OPEC has asked Nigerian oil minister Emmanuel Ibe Kachikwu and Libyan oil chief Mustafa Sanallah to explain their production plans at a meeting Friday. Mr. Kachikwu said his country is willing to cap its production but not until production had stabilized at higher levels.

“If these countries stabilize around certain levels and hold them around a period of time, then this would be the time for them to join this initiative,” said Russian Energy Minister Alexander Novak, whose country isn’t an OPEC member but who has taken on a leading role this year in regulating output.

OPEC—and allies such as Russia—didn’t make a recommendation Friday on whether the group should extend its oil cuts beyond March 2018. OPEC will have a full meeting on Nov. 30 to decide on production.

Oil prices were up slightly after Friday’s meeting. Brent crude, the international benchmark, was up 0.57% in London, trading at $56.41, while U.S. prices were up 0.24%, at $50.67.

Oil prices have risen 10% in the past three weeks on optimism that OPEC’s production cuts, announced last year and put in effect this year, were finally working.

OPEC members’ national oil ministers on Friday praised the effect of their production cuts. Kuwaiti Oil Minister Essam al-Marzouq said the developed world’s oil inventories had fallen by 170 million barrels from January to August. OPEC is trying to bring oil inventories down closer to historic averages.

“While we are on the right track and there is more light at the end of the tunnel, this is not the time to take our foot off the accelerator,” he said.

However, Libya and Nigeria are pumping out so much new oil that, combined with robust output from the U.S., they are keeping the world well supplied with crude and weighing down prices, said Ian Taylor, chief executive of Vitol Group, the world’s largest independent oil trader.

Mr. Taylor said he doesn’t see oil reaching $60 a barrel this year. “I would be very surprised to see it with a six in front of it before the end of the year,” he said. “I don’t think it’s going to happen.”

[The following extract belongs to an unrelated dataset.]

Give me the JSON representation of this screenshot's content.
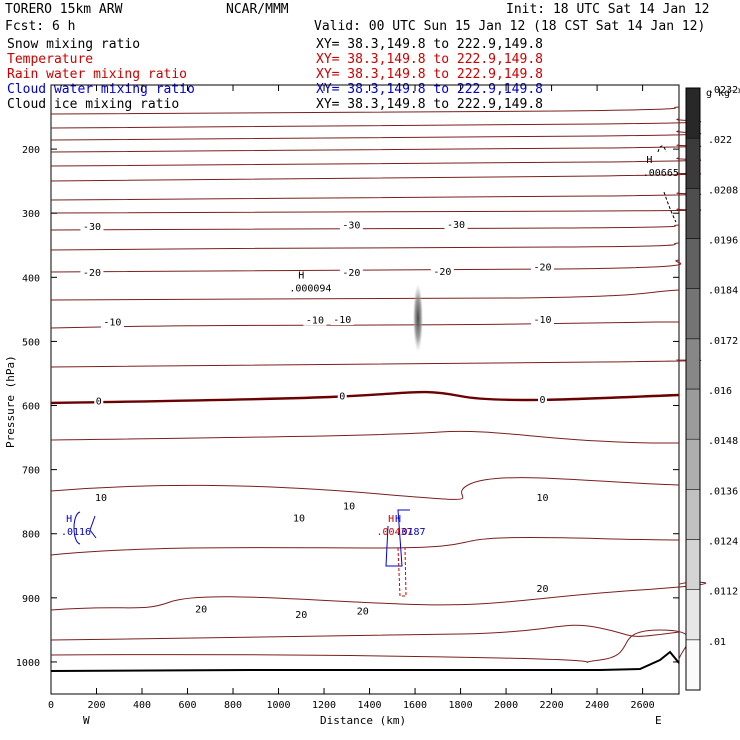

OPEC has no legal mechanism to force Libya and Nigeria to join its output cuts, though it has expelled members, such as Indonesia, who refused to get on board when a consensus was reached. The cartel can also put public pressure on countries to get in line.

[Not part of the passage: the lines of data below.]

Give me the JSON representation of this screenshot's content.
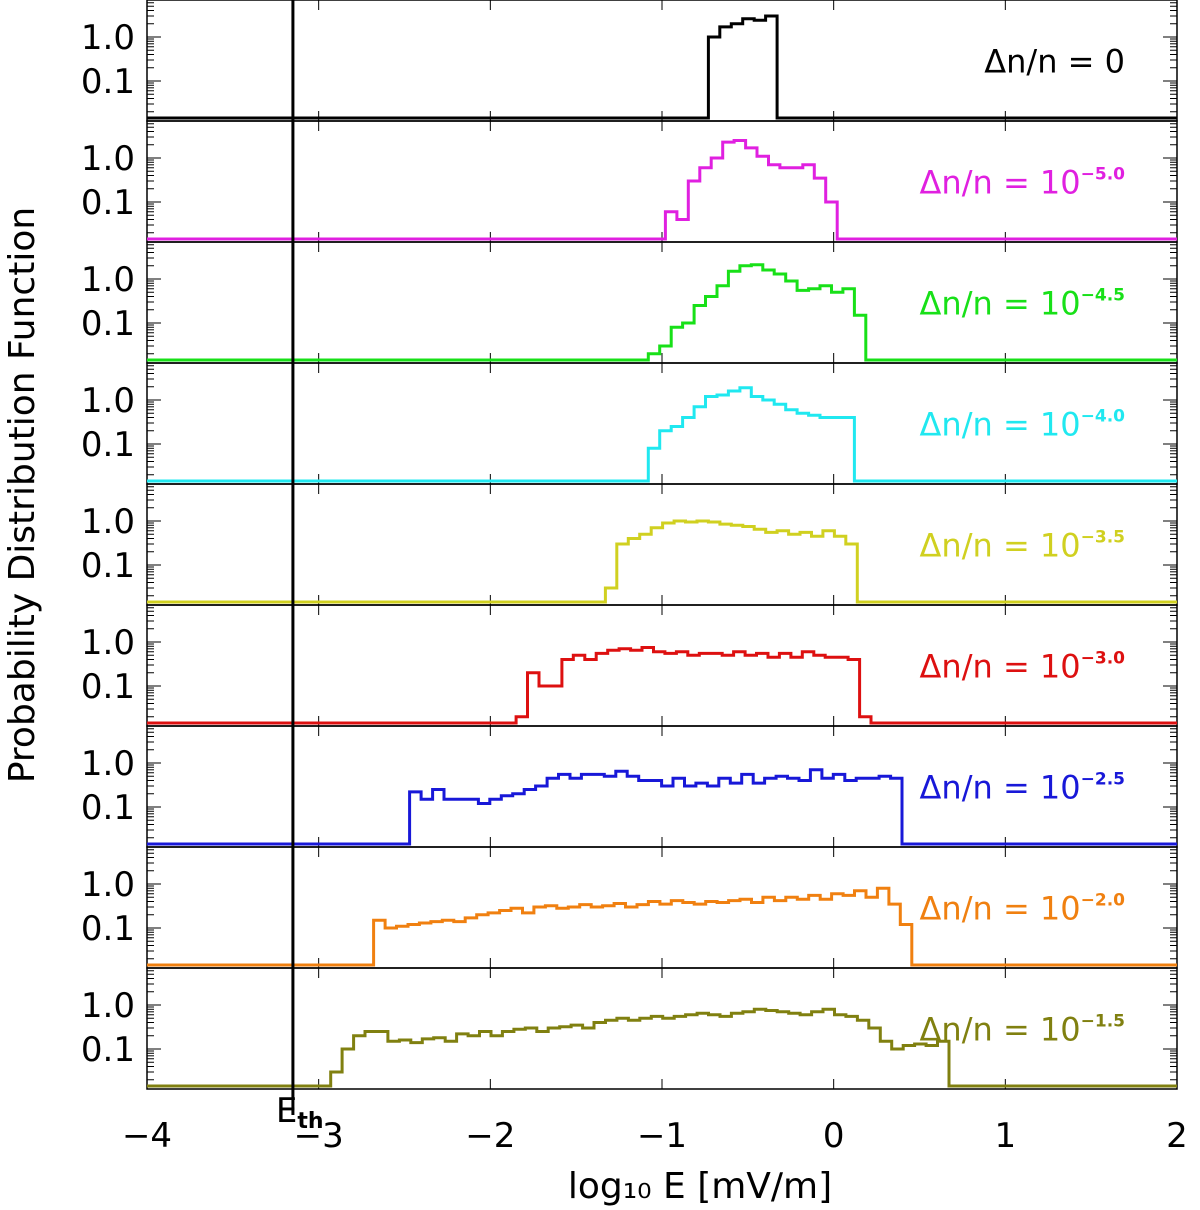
{
  "chart_data": {
    "type": "line",
    "subtype": "stacked step histograms (probability distribution function)",
    "xlabel": "log₁₀ E [mV/m]",
    "ylabel": "Probability Distribution Function",
    "xlim": [
      -4,
      2
    ],
    "x_ticks": [
      -4,
      -3,
      -2,
      -1,
      0,
      1,
      2
    ],
    "x_tick_labels": [
      "−4",
      "−3",
      "−2",
      "−1",
      "0",
      "1",
      "2"
    ],
    "y_scale": "log",
    "y_ticks": [
      1.0,
      0.1
    ],
    "y_tick_labels": [
      "1.0",
      "0.1"
    ],
    "threshold": {
      "label": "E",
      "subscript": "th",
      "x": -3.15
    },
    "bin_width": 0.0667,
    "series": [
      {
        "label_prefix": "Δn/n  =  0",
        "exponent": "",
        "color": "#000000",
        "start": -0.73,
        "values": [
          1.0,
          1.7,
          2.0,
          2.6,
          2.4,
          3.0
        ]
      },
      {
        "label_prefix": "Δn/n  =  10",
        "exponent": "−5.0",
        "color": "#e020e0",
        "start": -0.98,
        "values": [
          0.06,
          0.04,
          0.3,
          0.6,
          1.0,
          2.3,
          2.5,
          1.7,
          1.1,
          0.7,
          0.6,
          0.6,
          0.7,
          0.35,
          0.1
        ]
      },
      {
        "label_prefix": "Δn/n  =  10",
        "exponent": "−4.5",
        "color": "#18e018",
        "start": -1.08,
        "values": [
          0.02,
          0.03,
          0.08,
          0.1,
          0.25,
          0.4,
          0.7,
          1.5,
          2.0,
          2.1,
          1.6,
          1.3,
          0.9,
          0.55,
          0.6,
          0.7,
          0.5,
          0.6,
          0.15
        ]
      },
      {
        "label_prefix": "Δn/n  =  10",
        "exponent": "−4.0",
        "color": "#20e8f0",
        "start": -1.08,
        "values": [
          0.08,
          0.2,
          0.25,
          0.4,
          0.7,
          1.2,
          1.3,
          1.6,
          1.9,
          1.2,
          1.0,
          0.8,
          0.6,
          0.5,
          0.45,
          0.4,
          0.4,
          0.4
        ]
      },
      {
        "label_prefix": "Δn/n  =  10",
        "exponent": "−3.5",
        "color": "#d0d020",
        "start": -1.33,
        "values": [
          0.03,
          0.3,
          0.4,
          0.5,
          0.7,
          0.9,
          1.0,
          0.95,
          1.0,
          0.95,
          0.85,
          0.8,
          0.75,
          0.65,
          0.55,
          0.6,
          0.5,
          0.55,
          0.45,
          0.6,
          0.45,
          0.3
        ]
      },
      {
        "label_prefix": "Δn/n  =  10",
        "exponent": "−3.0",
        "color": "#dd1010",
        "start": -1.85,
        "values": [
          0.02,
          0.2,
          0.1,
          0.1,
          0.4,
          0.5,
          0.4,
          0.55,
          0.65,
          0.7,
          0.65,
          0.75,
          0.6,
          0.55,
          0.6,
          0.5,
          0.55,
          0.55,
          0.5,
          0.6,
          0.5,
          0.55,
          0.45,
          0.55,
          0.45,
          0.6,
          0.5,
          0.45,
          0.45,
          0.4,
          0.02
        ]
      },
      {
        "label_prefix": "Δn/n  =  10",
        "exponent": "−2.5",
        "color": "#1818d8",
        "start": -2.47,
        "values": [
          0.22,
          0.15,
          0.25,
          0.15,
          0.15,
          0.15,
          0.12,
          0.15,
          0.18,
          0.2,
          0.25,
          0.3,
          0.45,
          0.55,
          0.45,
          0.55,
          0.55,
          0.5,
          0.65,
          0.5,
          0.4,
          0.4,
          0.3,
          0.45,
          0.3,
          0.35,
          0.3,
          0.45,
          0.35,
          0.55,
          0.35,
          0.45,
          0.5,
          0.45,
          0.4,
          0.7,
          0.45,
          0.55,
          0.4,
          0.45,
          0.45,
          0.5,
          0.45
        ]
      },
      {
        "label_prefix": "Δn/n  =  10",
        "exponent": "−2.0",
        "color": "#f08010",
        "start": -2.68,
        "values": [
          0.15,
          0.1,
          0.11,
          0.12,
          0.13,
          0.14,
          0.15,
          0.14,
          0.17,
          0.2,
          0.22,
          0.25,
          0.28,
          0.22,
          0.3,
          0.32,
          0.28,
          0.3,
          0.34,
          0.3,
          0.32,
          0.36,
          0.3,
          0.34,
          0.4,
          0.35,
          0.42,
          0.38,
          0.35,
          0.4,
          0.38,
          0.42,
          0.45,
          0.38,
          0.5,
          0.42,
          0.5,
          0.45,
          0.55,
          0.45,
          0.6,
          0.55,
          0.7,
          0.5,
          0.8,
          0.35,
          0.12
        ]
      },
      {
        "label_prefix": "Δn/n  =  10",
        "exponent": "−1.5",
        "color": "#808010",
        "start": -2.93,
        "values": [
          0.03,
          0.1,
          0.2,
          0.25,
          0.25,
          0.15,
          0.16,
          0.14,
          0.17,
          0.18,
          0.15,
          0.22,
          0.2,
          0.25,
          0.2,
          0.25,
          0.28,
          0.3,
          0.25,
          0.3,
          0.32,
          0.35,
          0.3,
          0.4,
          0.45,
          0.5,
          0.45,
          0.5,
          0.55,
          0.5,
          0.55,
          0.6,
          0.65,
          0.6,
          0.55,
          0.65,
          0.7,
          0.8,
          0.75,
          0.7,
          0.65,
          0.6,
          0.7,
          0.8,
          0.6,
          0.55,
          0.45,
          0.3,
          0.15,
          0.1,
          0.12,
          0.13,
          0.12,
          0.15
        ]
      }
    ]
  }
}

For their part, Nigeria and Libya say they have no immediate plans to pull back.

In Nigeria, oil production rose to 1.69 million barrels a day in August, its highest level since February 2016.

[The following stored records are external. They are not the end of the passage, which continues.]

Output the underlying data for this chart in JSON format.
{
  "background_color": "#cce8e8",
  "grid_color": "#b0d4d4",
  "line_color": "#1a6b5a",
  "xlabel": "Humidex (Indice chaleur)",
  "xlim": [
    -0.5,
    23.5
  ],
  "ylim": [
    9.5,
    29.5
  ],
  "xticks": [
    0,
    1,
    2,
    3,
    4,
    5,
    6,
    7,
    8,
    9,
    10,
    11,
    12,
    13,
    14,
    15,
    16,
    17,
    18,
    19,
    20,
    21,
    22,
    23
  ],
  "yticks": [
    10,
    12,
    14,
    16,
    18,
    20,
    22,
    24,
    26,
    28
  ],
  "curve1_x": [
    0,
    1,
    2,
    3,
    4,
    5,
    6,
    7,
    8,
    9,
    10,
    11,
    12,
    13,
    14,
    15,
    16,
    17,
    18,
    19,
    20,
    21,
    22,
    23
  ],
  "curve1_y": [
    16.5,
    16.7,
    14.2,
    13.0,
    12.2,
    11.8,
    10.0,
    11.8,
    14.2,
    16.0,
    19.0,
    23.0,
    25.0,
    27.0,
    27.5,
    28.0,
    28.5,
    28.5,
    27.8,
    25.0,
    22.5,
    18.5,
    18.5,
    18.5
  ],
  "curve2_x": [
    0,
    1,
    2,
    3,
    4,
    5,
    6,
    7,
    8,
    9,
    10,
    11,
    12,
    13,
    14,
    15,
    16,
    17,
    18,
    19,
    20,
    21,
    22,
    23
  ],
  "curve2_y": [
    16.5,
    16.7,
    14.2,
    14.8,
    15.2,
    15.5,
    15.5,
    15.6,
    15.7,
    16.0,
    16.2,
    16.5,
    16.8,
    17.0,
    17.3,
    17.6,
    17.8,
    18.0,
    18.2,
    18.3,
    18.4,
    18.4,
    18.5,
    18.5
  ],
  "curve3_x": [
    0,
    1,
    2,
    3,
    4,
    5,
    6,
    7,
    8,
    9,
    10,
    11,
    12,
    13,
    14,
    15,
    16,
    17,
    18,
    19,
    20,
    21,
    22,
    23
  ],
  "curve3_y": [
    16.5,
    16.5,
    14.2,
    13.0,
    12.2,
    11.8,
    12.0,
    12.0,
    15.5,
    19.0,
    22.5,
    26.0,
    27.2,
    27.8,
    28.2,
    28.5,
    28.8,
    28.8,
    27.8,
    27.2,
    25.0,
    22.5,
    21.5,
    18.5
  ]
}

The increase follows a cease-fire that Vice President Oluyemi Osinbajo sealed with militants in the country’s oil-rich Niger Delta. The militants had cut off pipelines to export hubs in a complicated standoff with the government over money and services, contributing to the country’s first recession in 25 years and leading to rising unemployment.

Mr. Kachikwu said he is supportive of OPEC’s policy and would cap his country’s production at 1.8 million barrels a day but wants to wait another six months to see if the country’s output can stabilize at higher levels. “Our numbers haven’t shown that yet. So there really isn’t any issue for debate here,” he said.

Libyan production has shot up even faster, reaching 1 million barrels a day in July for the first time in four years. As recently as August 2016, Libya’s output was below 300,000 barrels a day.

A top official at Libya’s National Oil Co. said his country had no intention to cap its output for now. “Our production is too unstable,” he said. “There is fighting everywhere,” citing armed clashes between Islamist militias and their foes.

Libya remains divided between a United Nations-backed government in Tripoli and militias in the east aligned with Egypt and Russia. Islamic State is regrouping in the vacuum, The Wall Street Journal has reported, plotting attacks both in Libya and elsewhere.

Saudi Arabia oil minister Khalid Falih didn’t attend but called in. He has lobbied Nigeria and Libya to join in cuts but also served as a buffer between the countries and members who want to take a harder line against them.

The meeting “put OPEC’s problem children under the microscope,” said Helima Croft, chief commodities strategist at RBC Capital Markets.

—Sarah McFarlane in London and Sarah Kent in Abuja, Nigeria, contributed to this article.